A White Rock police officer speaks to a driver during a CounterAttack road check.

A White Rock police officer speaks to a driver during a CounterAttack road check.

LETTERS: It should be as easy to check for drugs as for impaired drivers

Editor:

Editor:

In 2018, there were 1,487 illicit drug overdose deaths in B.C. Almost the same number as the year before. Fentanyl is implicated in 86 per cent, or approximately 1,279 of those deaths.

Fentanyl, according to a Feb. 20 article in the Peace Arch News, is now contaminating the organ donor program. About one in four organs are contaminated with fentanyl. Fentanyl is an overwhelming epidemic and shows no promise of changing course unless we do something about it. That is a certainty.

Last week we heard of a judge giving a charged and self-confessed fentanyl trafficker, who was caught with 27,500 fentanyl pills, a full release because the sniffing dog did not signal his handler properly.
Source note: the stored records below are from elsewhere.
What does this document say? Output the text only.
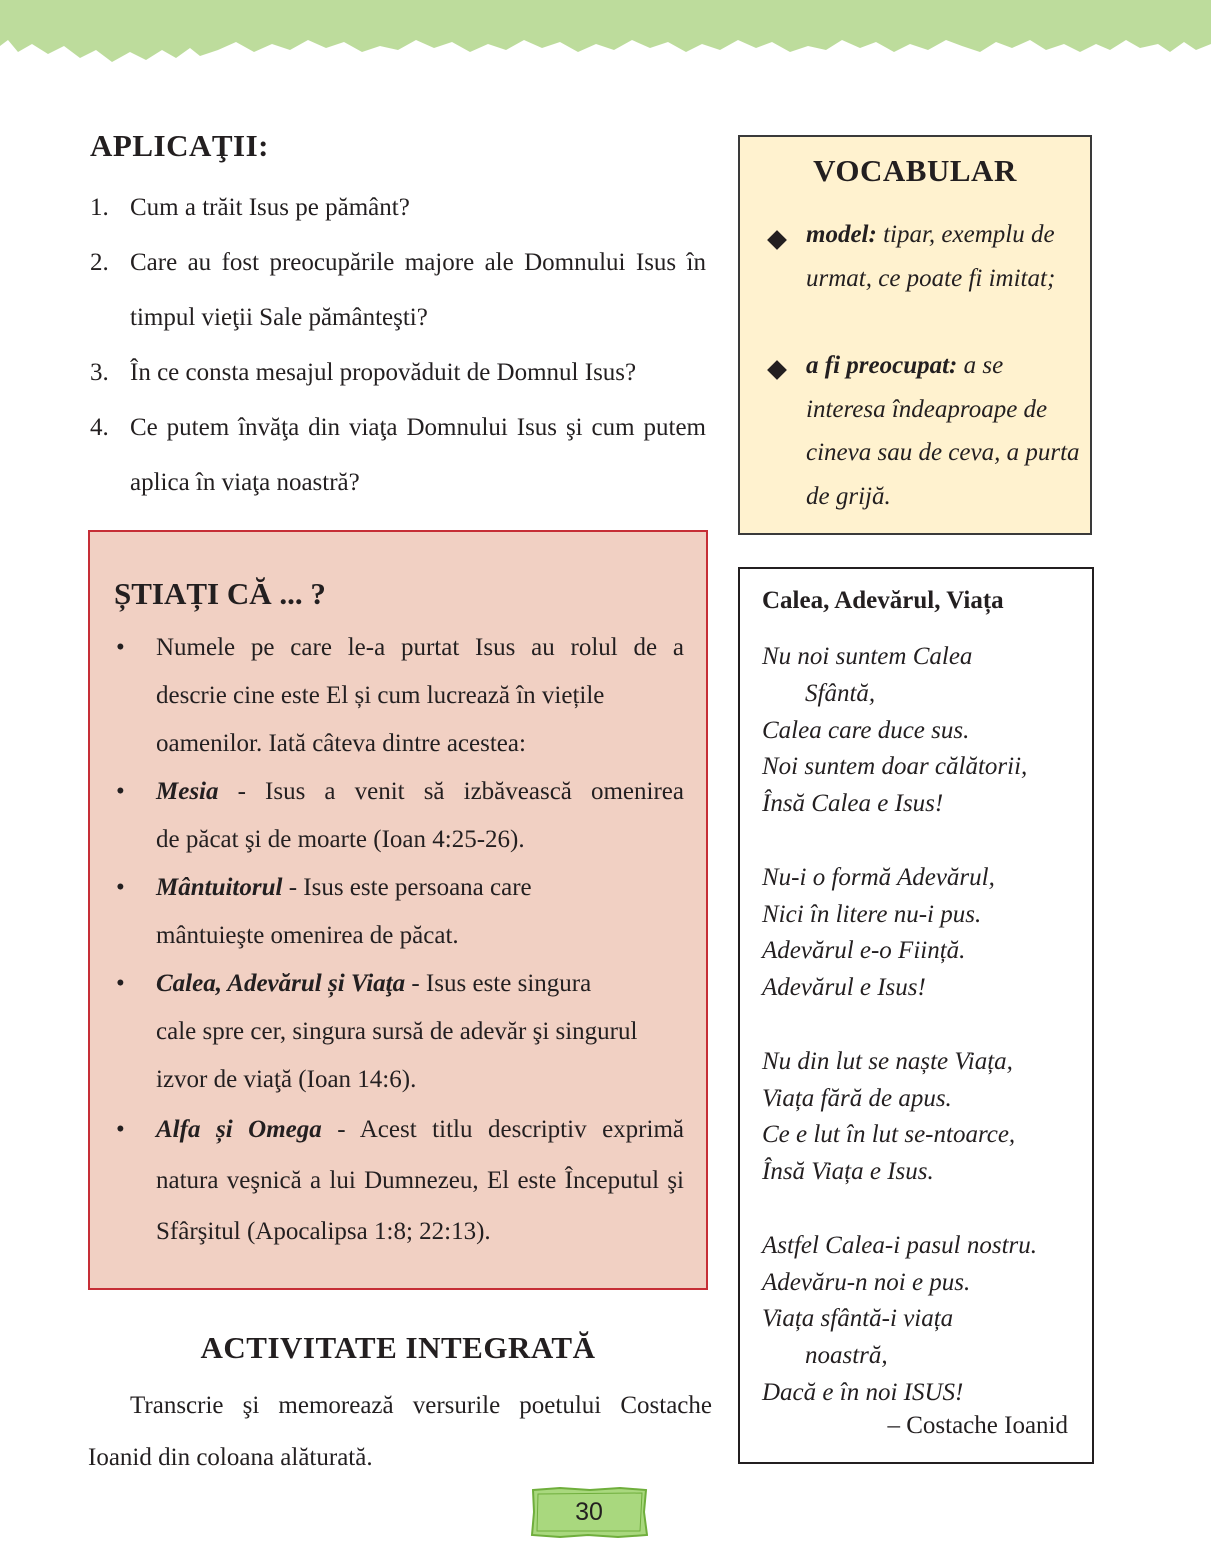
APLICAŢII:
1. Cum a trăit Isus pe pământ?
2. Care au fost preocupările majore ale Domnului Isus în timpul vieţii Sale pământeşti?
3. În ce consta mesajul propovăduit de Domnul Isus?
4. Ce putem învăţa din viaţa Domnului Isus şi cum putem aplica în viaţa noastră?
VOCABULAR
model: tipar, exemplu de urmat, ce poate fi imitat;
a fi preocupat: a se interesa îndeaproape de cineva sau de ceva, a purta de grijă.
ȘTIAȚI CĂ ... ?
• Numele pe care le-a purtat Isus au rolul de a
descrie cine este El și cum lucrează în viețile oamenilor. Iată câteva dintre acestea:
• Mesia - Isus a venit să izbăvească omenirea
de păcat şi de moarte (Ioan 4:25-26).
• Mântuitorul - Isus este persoana care
mântuieşte omenirea de păcat.
• Calea, Adevărul și Viaţa - Isus este singura
cale spre cer, singura sursă de adevăr şi singurul izvor de viaţă (Ioan 14:6).
• Alfa și Omega - Acest titlu descriptiv exprimă
natura veşnică a lui Dumnezeu, El este Începutul şi Sfârşitul (Apocalipsa 1:8; 22:13).
ACTIVITATE INTEGRATĂ
Transcrie şi memorează versurile poetului Costache
Ioanid din coloana alăturată.
Calea, Adevărul, Viața
Nu noi suntem Calea
Sfântă,
Calea care duce sus.
Noi suntem doar călătorii,
Însă Calea e Isus!
Nu-i o formă Adevărul,
Nici în litere nu-i pus.
Adevărul e-o Ființă.
Adevărul e Isus!
Nu din lut se naște Viața,
Viața fără de apus.
Ce e lut în lut se-ntoarce,
Însă Viața e Isus.
Astfel Calea-i pasul nostru.
Adevăru-n noi e pus.
Viața sfântă-i viața
noastră,
Dacă e în noi ISUS!
– Costache Ioanid
30
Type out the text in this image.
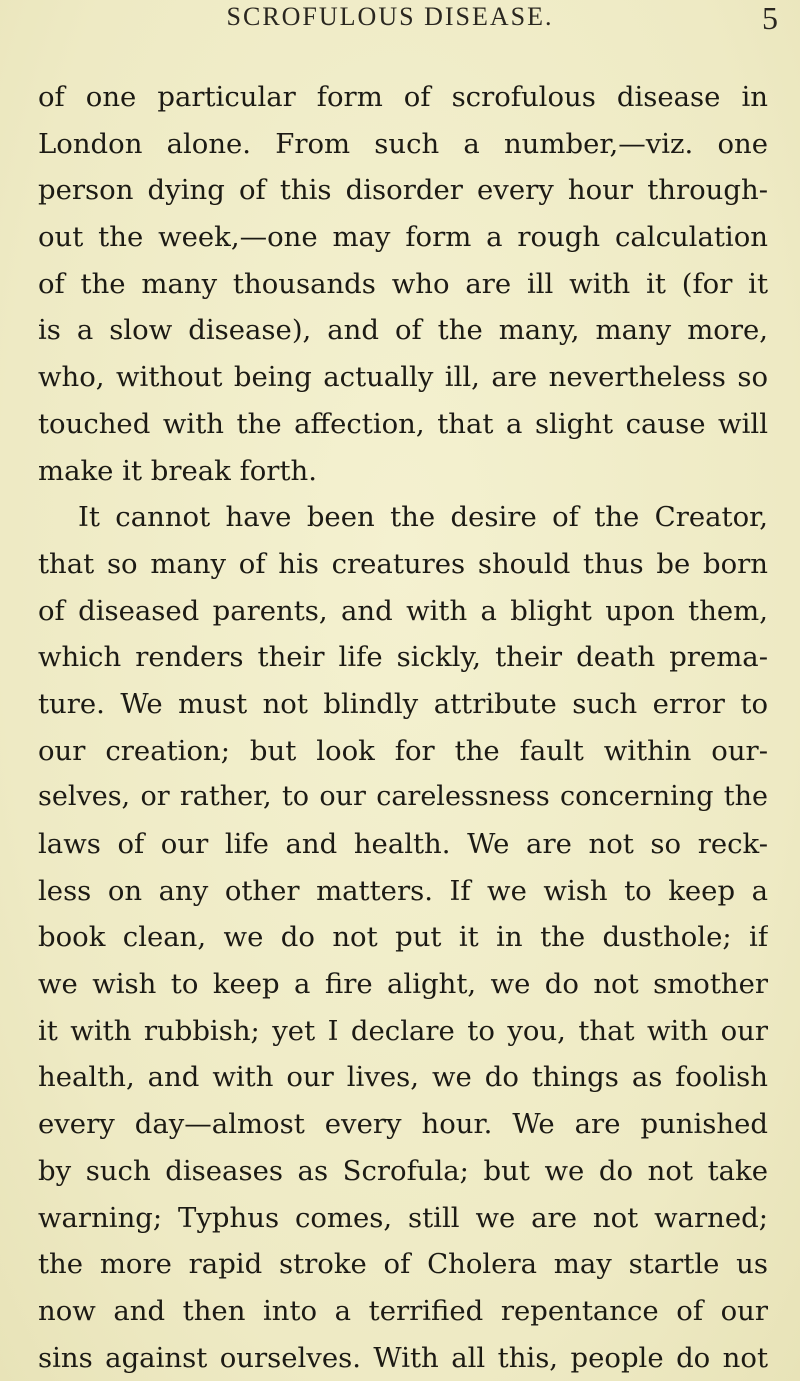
SCROFULOUS DISEASE.	5
of one particular form of scrofulous disease in
London alone. From such a number,—viz. one
person dying of this disorder every hour through-
out the week,—one may form a rough calculation
of the many thousands who are ill with it (for it
is a slow disease), and of the many, many more,
who, without being actually ill, are nevertheless so
touched with the affection, that a slight cause will
make it break forth.
It cannot have been the desire of the Creator,
that so many of his creatures should thus be born
of diseased parents, and with a blight upon them,
which renders their life sickly, their death prema-
ture. We must not blindly attribute such error to
our creation; but look for the fault within our-
selves, or rather, to our carelessness concerning the
laws of our life and health. We are not so reck-
less on any other matters. If we wish to keep a
book clean, we do not put it in the dusthole; if
we wish to keep a fire alight, we do not smother
it with rubbish; yet I declare to you, that with our
health, and with our lives, we do things as foolish
every day—almost every hour. We are punished
by such diseases as Scrofula; but we do not take
warning; Typhus comes, still we are not warned;
the more rapid stroke of Cholera may startle us
now and then into a terrified repentance of our
sins against ourselves. With all this, people do not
The argument is that police have to have just cause for stopping someone to search his car, which apparently they did not have. In so doing, they violated his charter rights. A similar case happened in Surrey about a month ago when a judge said that the police officers did not have just reason to stop and search a person’s car even though he showed suspicious behaviour. On stopping him, the police found a host of illicit drugs and cash. Again, the charge was thrown out.

There were 70 fatalities in 2017 in B.C. due to impairment — so says the 2018 Road Safety Report of BC. In comparison, 1,279 deaths were due to fentanyl.

This is what confuses me. The police have every right to stop any vehicle to check for impaired driving. They don’t even need to have a suspicion. But when it comes to checking for drugs, they simply cannot do that. And that killed 18 times more people in 2018 than impaired driving.

We need to do better by the police. We need to be prepared to forgo some of our civil liberties to make this world safer for all of us. I pray our lawmakers can do the math and make that happen.